On February 14 of this year, a camera on the Route 520 toll bridge from Bellevue across Lake Washington to Seattle took a picture at 7:24 p.m. of a license plate on a vehicle heading west. Washington State Department of Transportation computers decided the plate was registered to me. A $3.95 charge was deducted from a previously unused Good To Go! toll account I set up three years ago upon becoming New To Seattle, and funded with $30 of my hard-earned money.
There was one small problem: None of our cars has gone across the 520 bridge since tolls were put back on the span in December 2011. Not once. And certainly no early one-way trip back from romantic Bellevue on the evening of Valentine’s Day 2014.
I only noticed the charge recently when I took an online look at my Good To Go! account in light of several withering Seattle Times columns by Danny Westneat (read them here and here). He suggested it was amateur night at WSDOT when it comes to running the plate-recognition, billing and due-process operations designed, in the land of the $15-an-hour minimum wage, to eliminate human toll collectors. Nothing I have learned disputes any of his findings.
But the much-maligned WSDOT (under attack on land, water and even lower) deserves credit where due. After I filed an online protest and asked for proof–specifically, the charged-to-me license plate photograph undoubtedly stored in a giant computer somewhere–the agency four days later sent me an email confessing error. “We reviewed the image and it does appear to be a misread plate,” said the note, signed by one “Calen,” no stated last name, whose title is “Correspondence Supervisor Good To Go! Customer Service Center” (I love that exclamation point).
The $3.95 taken out of my Good To Go! account was restored, bringing it back to the big 3-0 (but available for interest-free use by Washington State). “Should you have any questions or concerns, please contact us at your earliest convenience,” Calen wrote.
Well, as it turns out, I did have some questions and concerns, which I expressed an hour later in a formal request with the Good To Go! part of WSDOT. “I would like to review for myself a copy of the image that was misread by your agency,” I wrote. “Please consider this a request under the Washington Public Records Act, s. 42-56 et seq.” Sending the image to me electronically attached to an email would be fine, I added.
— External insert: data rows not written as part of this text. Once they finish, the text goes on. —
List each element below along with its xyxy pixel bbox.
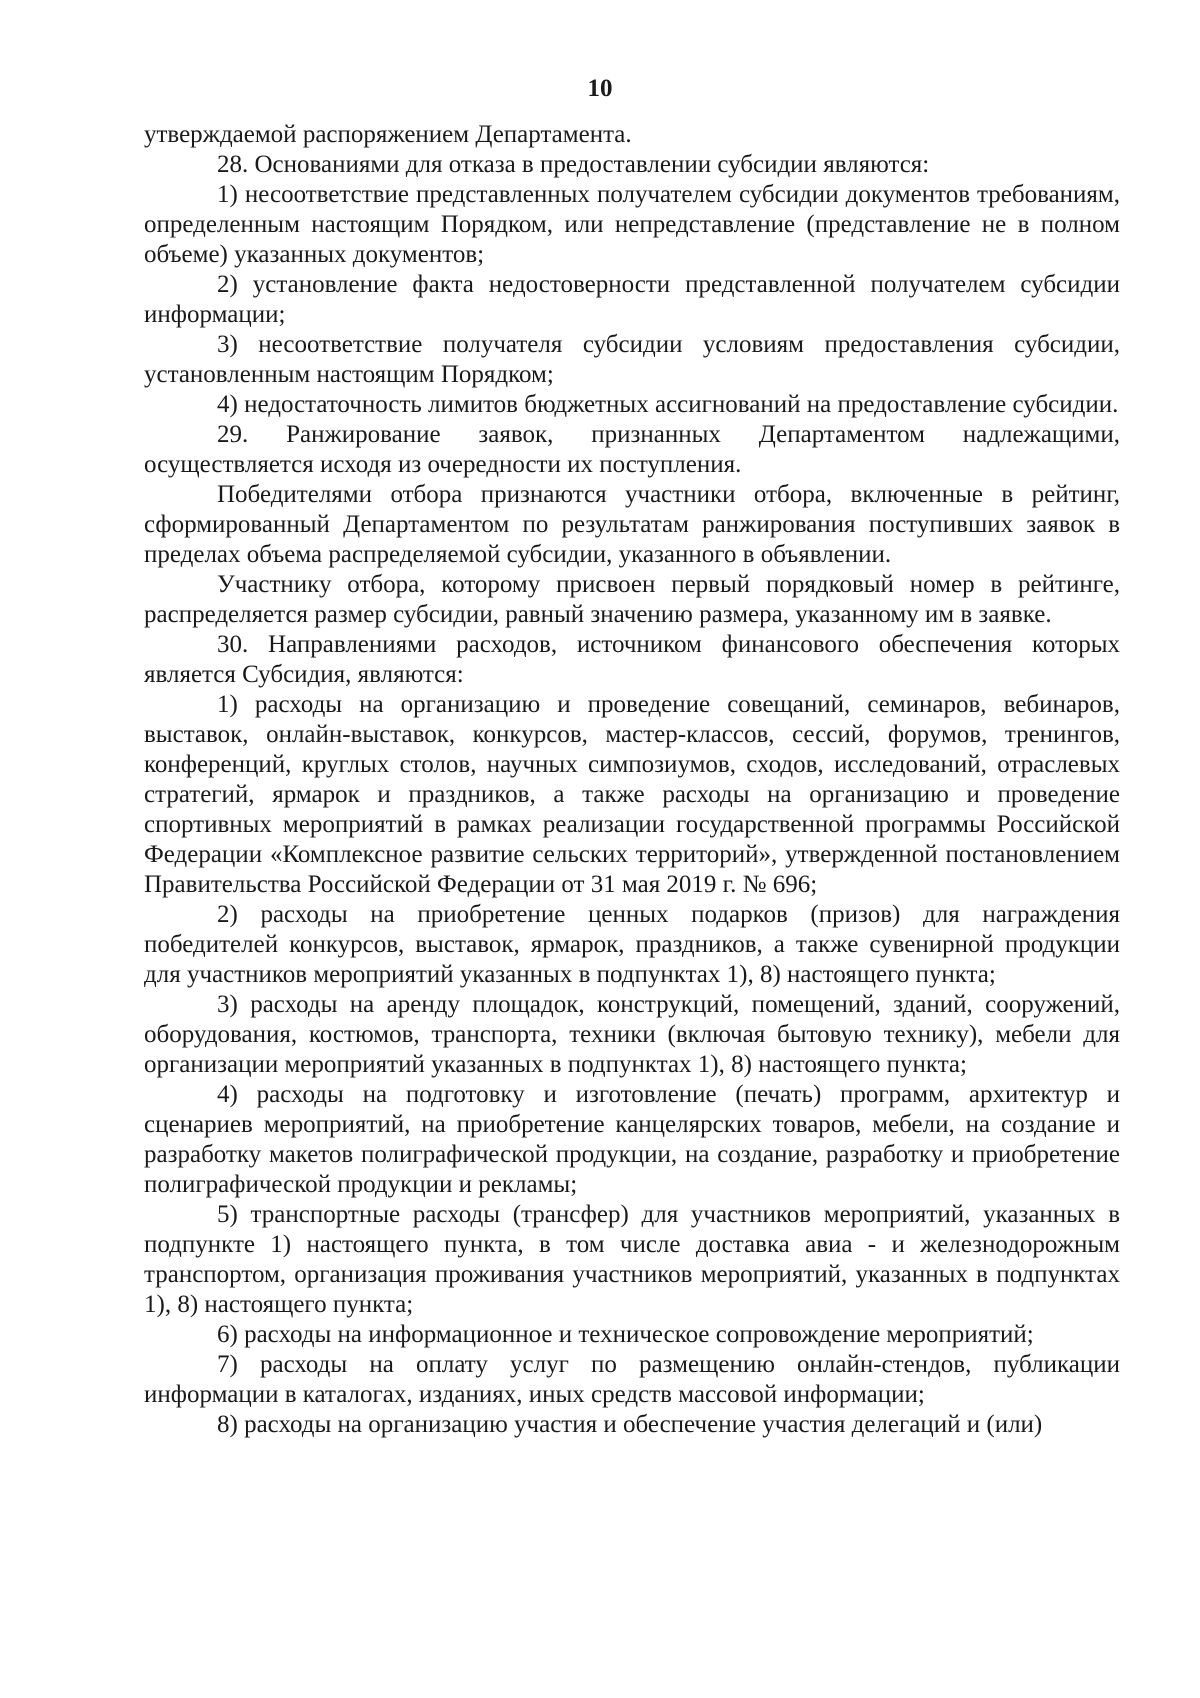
paragraph-clause-28-item-3: 3) несоответствие получателя субсидии условиям предоставления субсидии, установленным настоящим Порядком; (144, 331, 1120, 388)
paragraph-clause-30-item-5: 5) транспортные расходы (трансфер) для участников мероприятий, указанных в подпункте 1) настоящего пункта, в том числе доставка авиа - и железнодорожным транспортом, организация проживания участников мероприятий, указанных в подпунктах 1), 8) настоящего пункта; (144, 1201, 1120, 1318)
document-body (144, 120, 1120, 1440)
paragraph-clause-28-item-2: 2) установление факта недостоверности представленной получателем субсидии информации; (144, 271, 1120, 328)
paragraph-clause-30-item-2: 2) расходы на приобретение ценных подарков (призов) для награждения победителей конкурсов, выставок, ярмарок, праздников, а также сувенирной продукции для участников мероприятий указанных в подпунктах 1), 8) настоящего пункта; (144, 901, 1120, 988)
paragraph-clause-28: 28. Основаниями для отказа в предоставлении субсидии являются: (217, 151, 930, 178)
paragraph-continuation: утверждаемой распоряжением Департамента. (144, 121, 632, 148)
paragraph-clause-30-item-3: 3) расходы на аренду площадок, конструкций, помещений, зданий, сооружений, оборудования, костюмов, транспорта, техники (включая бытовую технику), мебели для организации мероприятий указанных в подпунктах 1), 8) настоящего пункта; (144, 991, 1120, 1078)
paragraph-first-rank: Участнику отбора, которому присвоен первый порядковый номер в рейтинге, распределяется размер субсидии, равный значению размера, указанному им в заявке. (144, 571, 1120, 628)
paragraph-clause-30-item-7: 7) расходы на оплату услуг по размещению онлайн-стендов, публикации информации в каталогах, изданиях, иных средств массовой информации; (144, 1351, 1120, 1408)
paragraph-clause-30-item-1: 1) расходы на организацию и проведение совещаний, семинаров, вебинаров, выставок, онлайн-выставок, конкурсов, мастер-классов, сессий, форумов, тренингов, конференций, круглых столов, научных симпозиумов, сходов, исследований, отраслевых стратегий, ярмарок и праздников, а также расходы на организацию и проведение спортивных мероприятий в рамках реализации государственной программы Российской Федерации «Комплексное развитие сельских территорий», утвержденной постановлением Правительства Российской Федерации от 31 мая 2019 г. № 696; (144, 691, 1120, 898)
paragraph-clause-29: 29. Ранжирование заявок, признанных Департаментом надлежащими, осуществляется исходя из очередности их поступления. (144, 421, 1120, 478)
paragraph-clause-30-item-6: 6) расходы на информационное и техническое сопровождение мероприятий; (217, 1321, 1034, 1348)
paragraph-clause-30-item-4: 4) расходы на подготовку и изготовление (печать) программ, архитектур и сценариев мероприятий, на приобретение канцелярских товаров, мебели, на создание и разработку макетов полиграфической продукции, на создание, разработку и приобретение полиграфической продукции и рекламы; (144, 1081, 1120, 1198)
paragraph-clause-30-item-8: 8) расходы на организацию участия и обеспечение участия делегаций и (или) (217, 1411, 1043, 1438)
paragraph-clause-28-item-1: 1) несоответствие представленных получателем субсидии документов требованиям, определенным настоящим Порядком, или непредставление (представление не в полном объеме) указанных документов; (144, 181, 1120, 268)
paragraph-clause-28-item-4: 4) недостаточность лимитов бюджетных ассигнований на предоставление субсидии. (217, 391, 1119, 418)
paragraph-clause-30: 30. Направлениями расходов, источником финансового обеспечения которых является Субсидия, являются: (144, 631, 1120, 688)
paragraph-winners: Победителями отбора признаются участники отбора, включенные в рейтинг, сформированный Департаментом по результатам ранжирования поступивших заявок в пределах объема распределяемой субсидии, указанного в объявлении. (144, 481, 1120, 568)
page-number: 10 (587, 75, 613, 102)
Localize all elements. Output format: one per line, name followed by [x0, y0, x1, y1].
Two days later, I received an email from another Good To Go! employee also giving just one name, “Sareya,” described as a “service specialist.” Sareya claimed the image used to erroneously assess my account couldn’t be sent to me due to “our privacy policy” but that I could come into a Good To Go! office to view it. Sareya didn’t seem to be disputing that what I was asking for is a public record.
The many problems with this response include these: the Washington State Public Records Act (1) explicitly guarantees the right of a requester (like me) to order paper copies of any public record, as opposed to just being allow to look at them, (2) requires the agency (WSDOT/Good To Go!) to make and send those copies upon payment of a modest fee (a maximum of 15 cents a page), (3) says no request can be denied without specifically stating the statutory grounds, which wasn’t done here, and (4) has no requirement that I must show up in person to exercise my statutory privilege.
Well, I haven’t filed hundreds of public-records requests around the country over the years (click here for a recent Seattle example, and here, here, here and here for some others) without learning a few things. So soon thereafter, I fired back at Sareya:
In denying me a written copy of a public record that formed the basis for a governmental fee improperly assessed to me, please state for me specifically which exception you are invoking to the Washington State Public Records Act, RCW 42.56 et seq. As I read RCW 42.56.080, your agency is required to provide a copy of a covered record, which this surely is. I believe your statement that I can “come to a Walk-In Center to view the photo” is an admission that there is no valid privacy interest. Also, send me a complete copy of the “privacy policy” you referenced.
I’ll keep you posted on developments in this brewing public disclosure battle. After all, there are some interesting issues here. Will the correct driver now be charged for my crossing of the world’s longest floating bridge? How accurate is the camera recognition system, anyway?
And maybe the most important question of all: Why does everyone interfacing with the public at Good To Go! seem to use just one name? Maybe they’re all from Afghanistan. But given the problems with the system, I think I know the reason for this mononymous behavior: little love lost, on Valentine’s or any other day of the year! (exclamation point added deliberately by me).